Edgren students honor others
MISAWA AIR BASE, Japan — Giving can, indeed, feel better than receiving.
Honor society students at Robert D. Edgren high and middle school need no convincing of this.
Both the National Honor Society and the National Junior Honor Society have donated hundreds of dollars this year to charitable organizations in Japan and other Asian countries.
NJHS donated $900 to sponsor life-saving surgeries for two children in Vietnam with congenital heart defects, according to NJHS teacher sponsor Lori Grant.
The children are receiving care at Hue Medical College in Hue, Vietnam, an area heavily hit by Agent Orange defoliants during the Vietnam War, said Lauri Kuntz, the NHS teacher sponsor.
“It’s been a trickle-down effect, with generations still seeing deformities,” she said.
It was through Kuntz that Grant heard of Hue Medical College and got her students involved, Grant said.
Kuntz, who worked with Vietnamese refugees for 12 years, heard of the doctor, Nguyen Nhan, who manages the college’s Office of Genetic Counseling and Disabled Children. Kuntz traveled to his clinic to meet him and has been raising funds for him for years.

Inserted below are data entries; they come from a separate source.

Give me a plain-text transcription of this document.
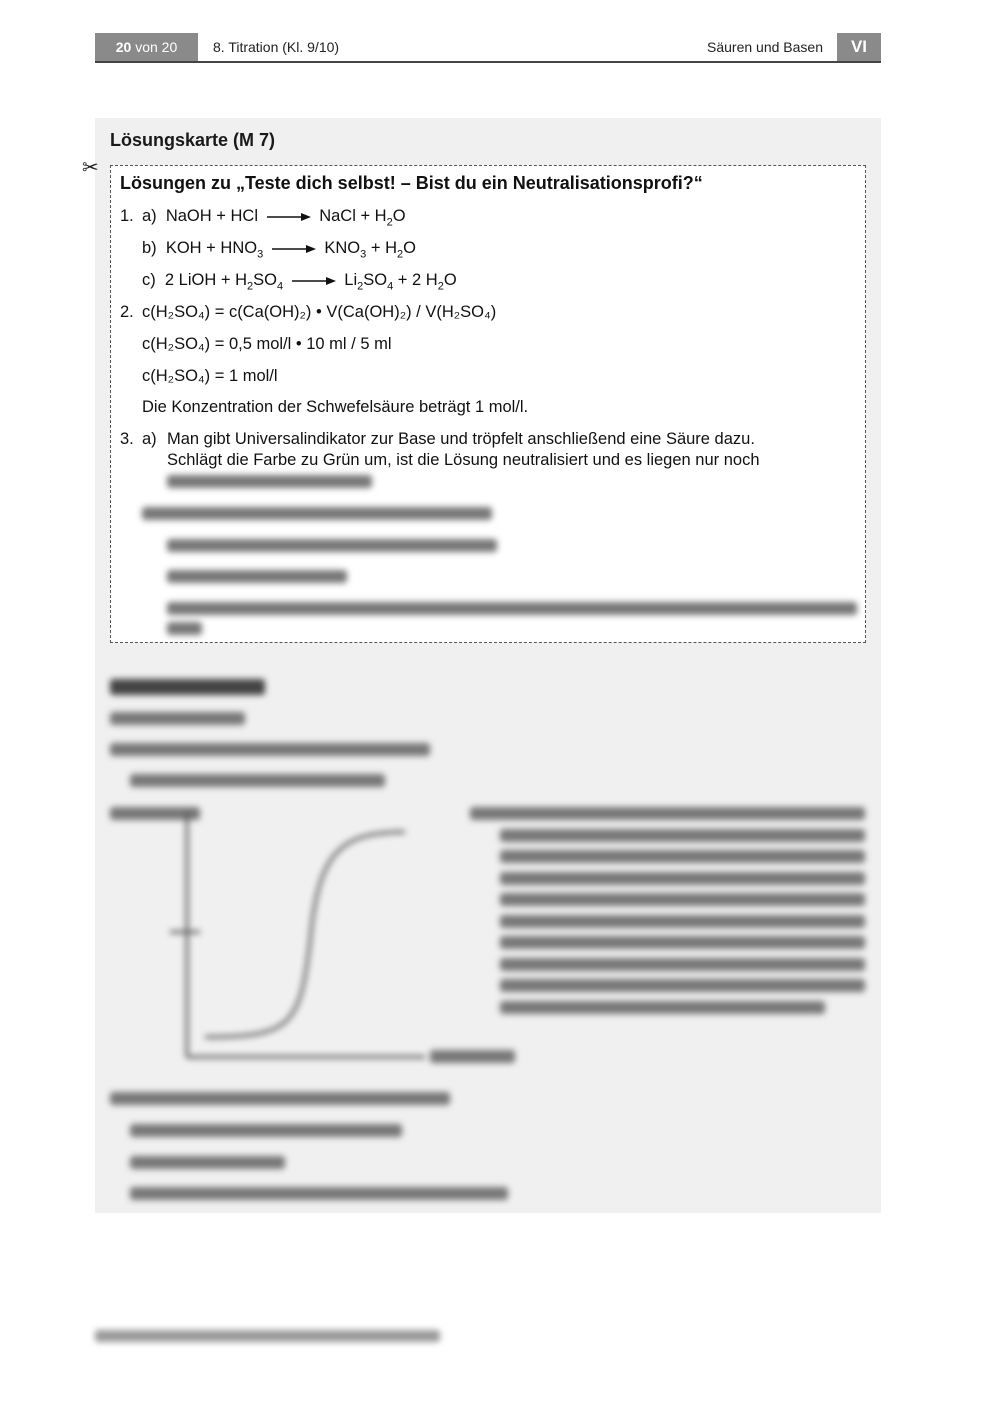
20 von 20	8. Titration (Kl. 9/10)	Säuren und Basen	VI
Lösungskarte (M 7)
✂
Lösungen zu „Teste dich selbst! – Bist du ein Neutralisationsprofi?“
1. a) NaOH + HCl → NaCl + $H_2O$
b) KOH + $HNO_3 \to KNO_3 + H_2O$
c) 2 LiOH + $H_2SO_4 \to Li_2SO_4 + 2$ $H_2O$
2. c(H₂SO₄) = c(Ca(OH)₂) • V(Ca(OH)₂) / V(H₂SO₄)
c(H₂SO₄) = 0,5 mol/l • 10 ml / 5 ml
c(H₂SO₄) = 1 mol/l
Die Konzentration der Schwefelsäure beträgt 1 mol/l.
3. a) Man gibt Universalindikator zur Base und tröpfelt anschließend eine Säure dazu.
Schlägt die Farbe zu Grün um, ist die Lösung neutralisiert und es liegen nur noch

The $900 came from money already in NJHS’s account. Some has already paid for a heart surgery for 12-year-old Nguyen Thi Viet Trang. The remainder is going to a 5-year-old boy who is taking medication to get stronger for his heart surgery, Grant said.

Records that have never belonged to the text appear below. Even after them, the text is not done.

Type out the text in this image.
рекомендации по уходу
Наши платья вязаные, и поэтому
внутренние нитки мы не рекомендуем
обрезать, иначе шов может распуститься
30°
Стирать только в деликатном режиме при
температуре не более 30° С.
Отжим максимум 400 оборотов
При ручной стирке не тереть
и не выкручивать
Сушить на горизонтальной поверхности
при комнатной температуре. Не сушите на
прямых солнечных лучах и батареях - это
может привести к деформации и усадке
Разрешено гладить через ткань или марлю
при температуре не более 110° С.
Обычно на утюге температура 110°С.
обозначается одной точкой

NJHS also collected another $950 during a bake sale earlier this month. The money will be given to the Bikoen Orphanage in Shichinohe, Japan, on Jan. 11. The orphanage, with 68 children, requested money for winter heating bills, Grant said.
Eighth-grader Kaitlyn Grimm said the bake sale “was a lot of fun. I love giving back to the community.”

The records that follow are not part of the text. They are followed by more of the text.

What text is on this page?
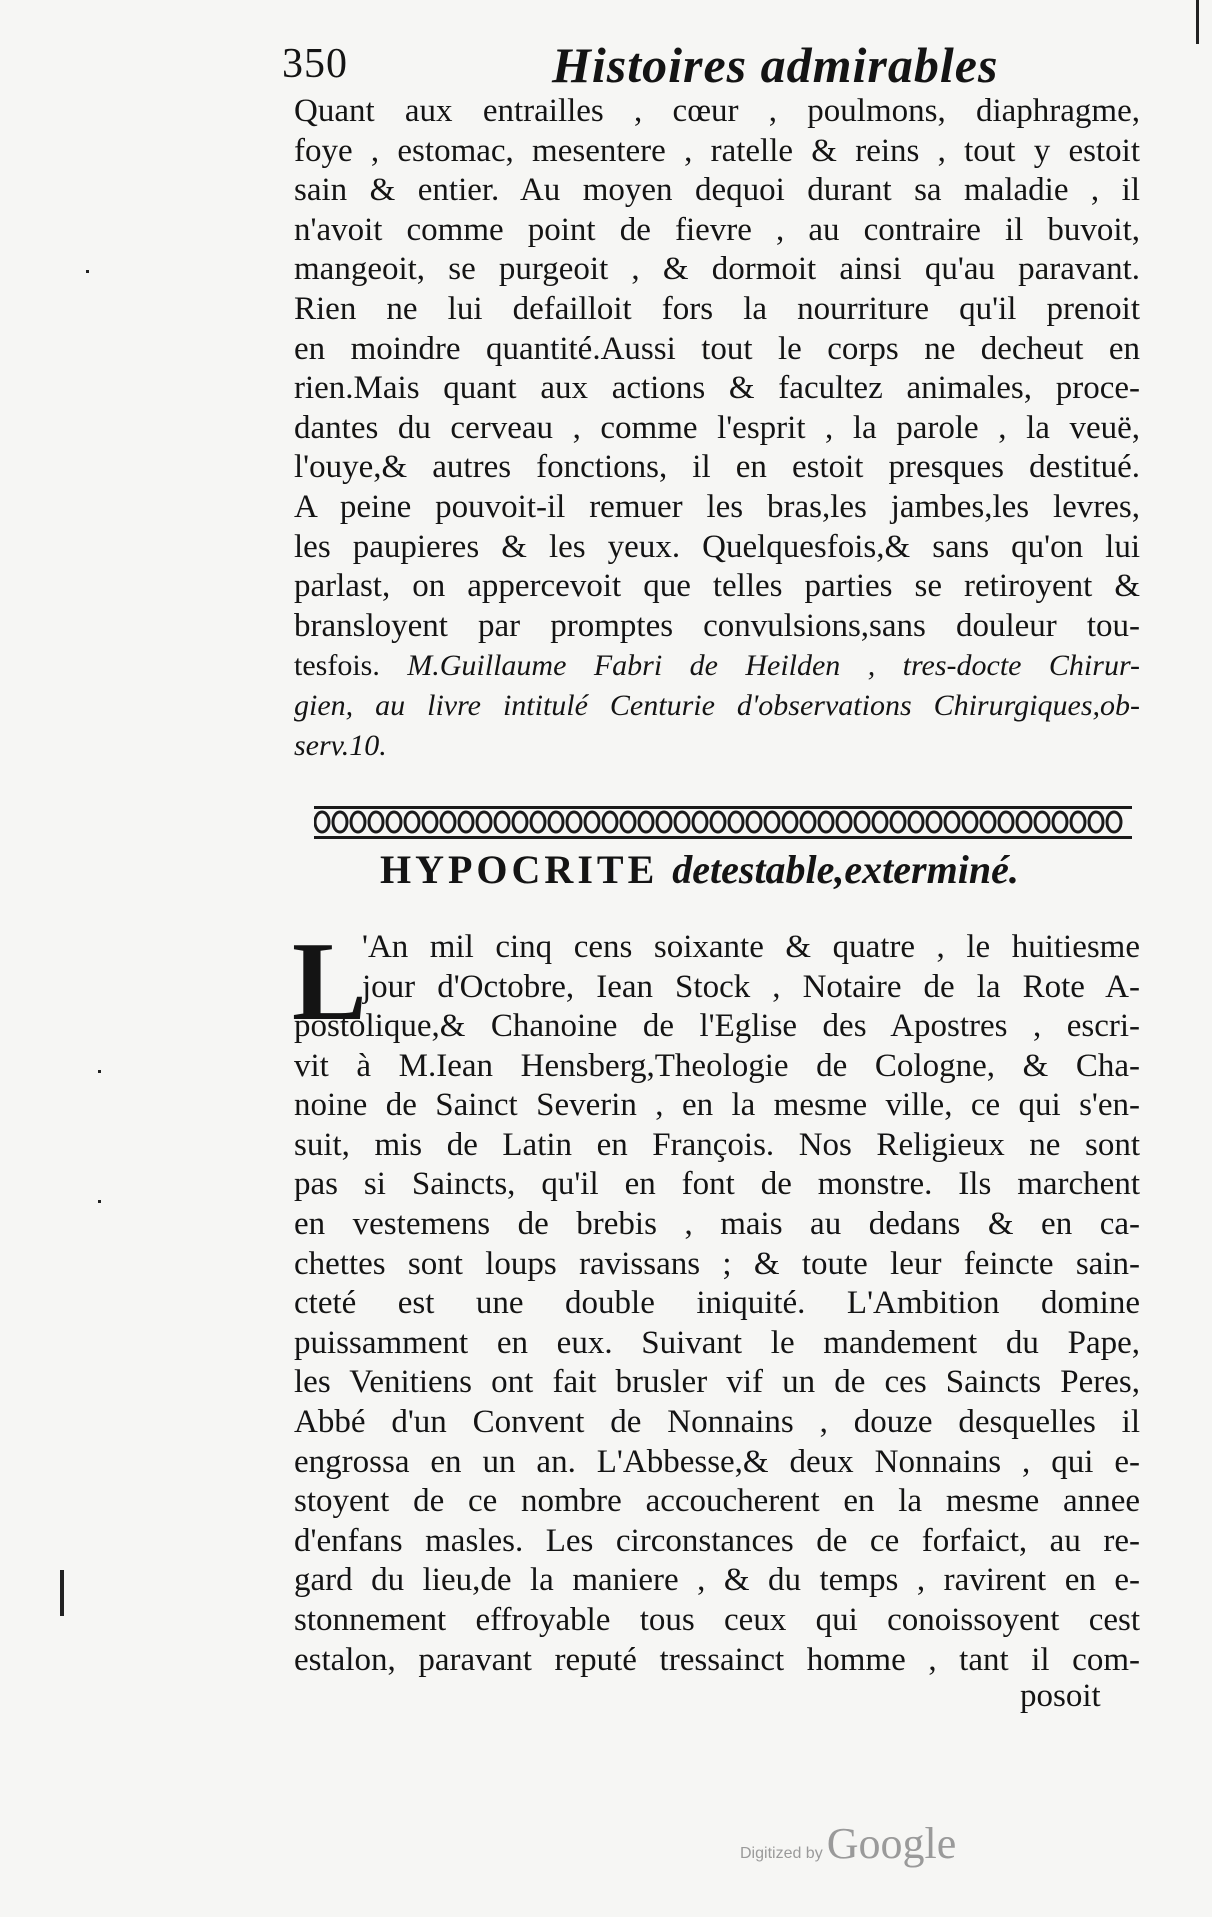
350	Histoires admirables
Quant aux entrailles , cœur , poulmons, diaphragme,
foye , estomac, mesentere , ratelle & reins , tout y estoit
sain & entier. Au moyen dequoi durant sa maladie , il
n'avoit comme point de fievre , au contraire il buvoit,
mangeoit, se purgeoit , & dormoit ainsi qu'au paravant.
Rien ne lui defailloit fors la nourriture qu'il prenoit
en moindre quantité.Aussi tout le corps ne decheut en
rien.Mais quant aux actions & facultez animales, proce-
dantes du cerveau , comme l'esprit , la parole , la veuë,
l'ouye,& autres fonctions, il en estoit presques destitué.
A peine pouvoit-il remuer les bras,les jambes,les levres,
les paupieres & les yeux. Quelquesfois,& sans qu'on lui
parlast, on appercevoit que telles parties se retiroyent &
bransloyent par promptes convulsions,sans douleur tou-
tesfois. M.Guillaume Fabri de Heilden , tres-docte Chirur-
gien, au livre intitulé Centurie d'observations Chirurgiques,ob-
serv.10.
HYPOCRITE detestable,exterminé.
L
'An mil cinq cens soixante & quatre , le huitiesme
jour d'Octobre, Iean Stock , Notaire de la Rote A-
postolique,& Chanoine de l'Eglise des Apostres , escri-
vit à M.Iean Hensberg,Theologie de Cologne, & Cha-
noine de Sainct Severin , en la mesme ville, ce qui s'en-
suit, mis de Latin en François. Nos Religieux ne sont
pas si Saincts, qu'il en font de monstre. Ils marchent
en vestemens de brebis , mais au dedans & en ca-
chettes sont loups ravissans ; & toute leur feincte sain-
cteté est une double iniquité. L'Ambition domine
puissamment en eux. Suivant le mandement du Pape,
les Venitiens ont fait brusler vif un de ces Saincts Peres,
Abbé d'un Convent de Nonnains , douze desquelles il
engrossa en un an. L'Abbesse,& deux Nonnains , qui e-
stoyent de ce nombre accoucherent en la mesme annee
d'enfans masles. Les circonstances de ce forfaict, au re-
gard du lieu,de la maniere , & du temps , ravirent en e-
stonnement effroyable tous ceux qui conoissoyent cest
estalon, paravant reputé tressainct homme , tant il com-
posoit
Digitized byGoogle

NHS raised its money earlier in the year during the school’s educator’s day. With the theme “Beyond the Bake Sale,” students researched and presented information about their favorite charity for a fund-raiser.
“I thought as an honor society, we needed to be more global,” Kuntz said. Money was raised for Nhan’s clinic, goats for an African charity, and baseball equipment for poor communities.
Seniors Samantha Cannon and Norah Sweeney brought in about $125 — both in cash and supplies — for the Cambodia Arts and Scholarship Foundation. The foundation supports schools in underpopulated areas that receive no government funding for education, Sweeney said.
Their donation went to a school in a remote jungle region.
“All those school supplies, I think we have those every day,” Cannon said. “You … realize how much they appreciate it.”